Il presidente gialloblù, infastidito dall’atteggiamento dei supporter, arriva in sala stampa per annunciare il suo imminente addio al club di via della Palazzina. Un addio che da quanto dichiarato dovrebbe arrivare a fine stagione.
“Sono dispiaciuto di tutto quello che sta accadendo e me ne assumo le responsabilità – spiega Romano -. Sto vivendo molto male questa situazione. Ci sono persone che dicono che veniamo da Frosinone e ce ne freghiamo ma sono accuse infondate. Noi pensiamo alla Viterbese 18 ore al giorno e io, personalmente, sto trascurando il lavoro e le mie aziende per il bene di questa società. Respingo le accuse e dico che interverremo sul mercato. Non sarà una rivoluzione perché rimango dell’avviso che la rosa è di qualità . Prenderemo pochi giocatori ma di qualità, che daranno carattere alla squadra.

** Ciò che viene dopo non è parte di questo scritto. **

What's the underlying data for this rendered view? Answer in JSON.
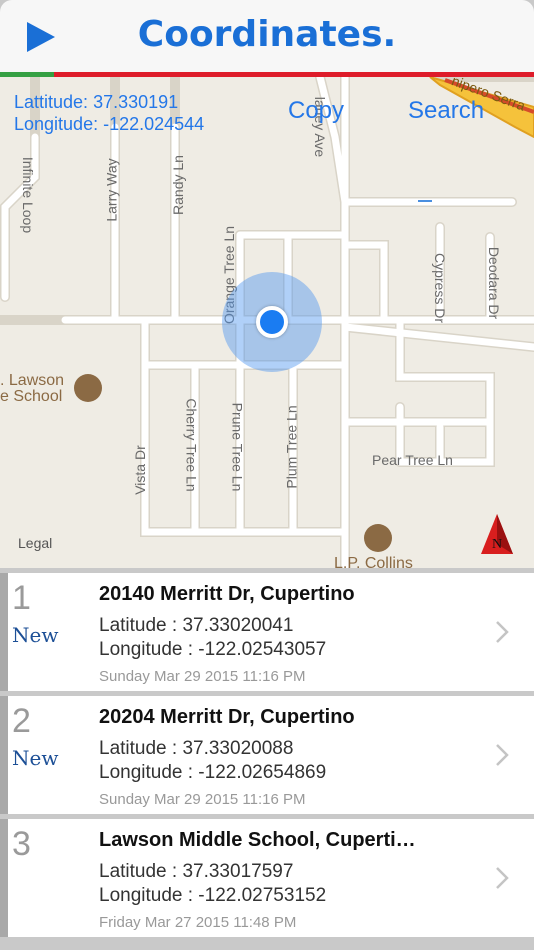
{
  "header": {
    "title": "Coordinates.",
    "play_icon": "play-icon",
    "accent_color": "#1a6fd6"
  },
  "map": {
    "coords": {
      "latitude_label": "Lattitude:",
      "latitude_value": "37.330191",
      "longitude_label": "Longitude:",
      "longitude_value": "-122.024544"
    },
    "copy_label": "Copy",
    "search_label": "Search",
    "legal_label": "Legal",
    "street_labels": {
      "infinite_loop": "Infinite Loop",
      "larry_way": "Larry Way",
      "randy_ln": "Randy Ln",
      "orange_tree_ln": "Orange Tree Ln",
      "cherry_tree_ln": "Cherry Tree Ln",
      "prune_tree_ln": "Prune Tree Ln",
      "plum_tree_ln": "Plum Tree Ln",
      "vista_dr": "Vista Dr",
      "cypress_dr": "Cypress Dr",
      "deodara_dr": "Deodara Dr",
      "pear_tree_ln": "Pear Tree Ln",
      "blaney_ave": "laney Ave",
      "junipero_serra": "nipero Serra",
      "infinite_loop_top": "Infinite Loo"
    },
    "poi_labels": {
      "lawson_line1": ". Lawson",
      "lawson_line2": "e School",
      "collins": "L.P. Collins"
    },
    "compass_label": "N"
  },
  "history": [
    {
      "index": "1",
      "badge": "New",
      "place": "20140 Merritt Dr, Cupertino",
      "latitude": "Latitude : 37.33020041",
      "longitude": "Longitude : -122.02543057",
      "timestamp": "Sunday Mar 29 2015 11:16 PM"
    },
    {
      "index": "2",
      "badge": "New",
      "place": "20204 Merritt Dr, Cupertino",
      "latitude": "Latitude : 37.33020088",
      "longitude": "Longitude : -122.02654869",
      "timestamp": "Sunday Mar 29 2015 11:16 PM"
    },
    {
      "index": "3",
      "badge": "",
      "place": "Lawson Middle School, Cuperti…",
      "latitude": "Latitude : 37.33017597",
      "longitude": "Longitude : -122.02753152",
      "timestamp": "Friday Mar 27 2015 11:48 PM"
    }
  ]
}
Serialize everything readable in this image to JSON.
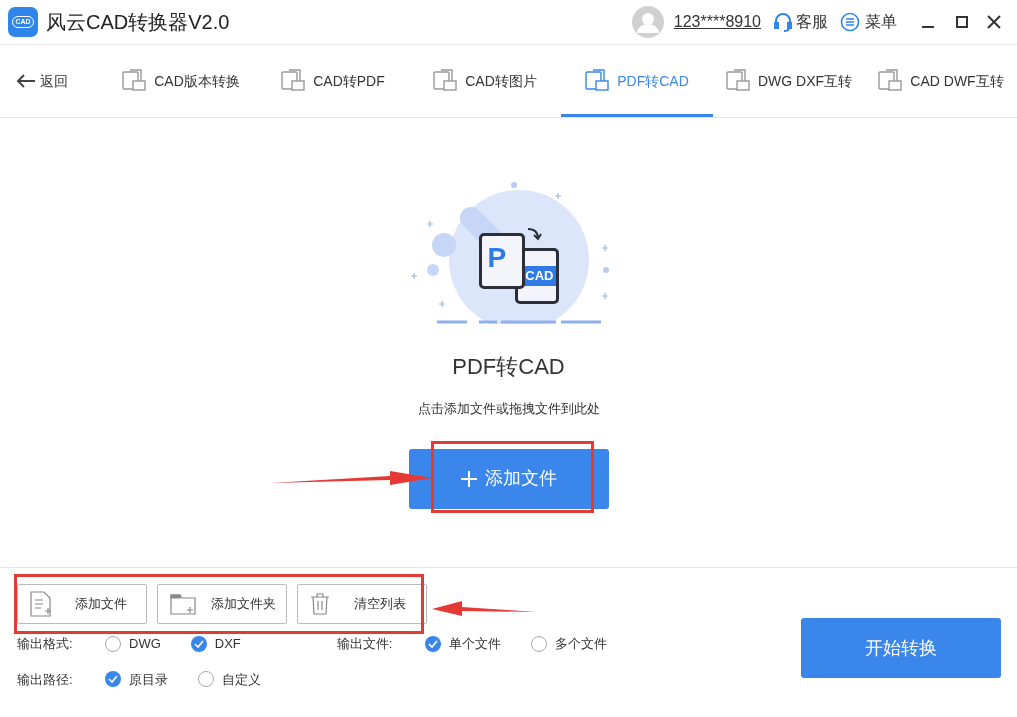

Come presidente sono estremamente deluso della reazione della città e dei tifosi, a tal punto che annuncio che a giugno lascio la Viterbese. Salveremo la squadra al 99% e poi la consegneremo al sindaco, ai supporter o a qualche imprenditore viterbese che vorrà prendere il nostro posto. Sono deluso da questa contestazione. E’ come se fossimo delle persone che vogliono distruggere qualcosa. Magari la squadra con l’incitamento avrebbe vinto. Non si può assistere alla contestazione di quattro scemi. Forse aveva ragione Camilli a dire che il calcio a Viterbo non si può fare. Spero di non lasciare un brutto ricordo e lasciare la squadra nella categoria massima raggiunta nella sua storia. Non vedo futuro in questo progetto”.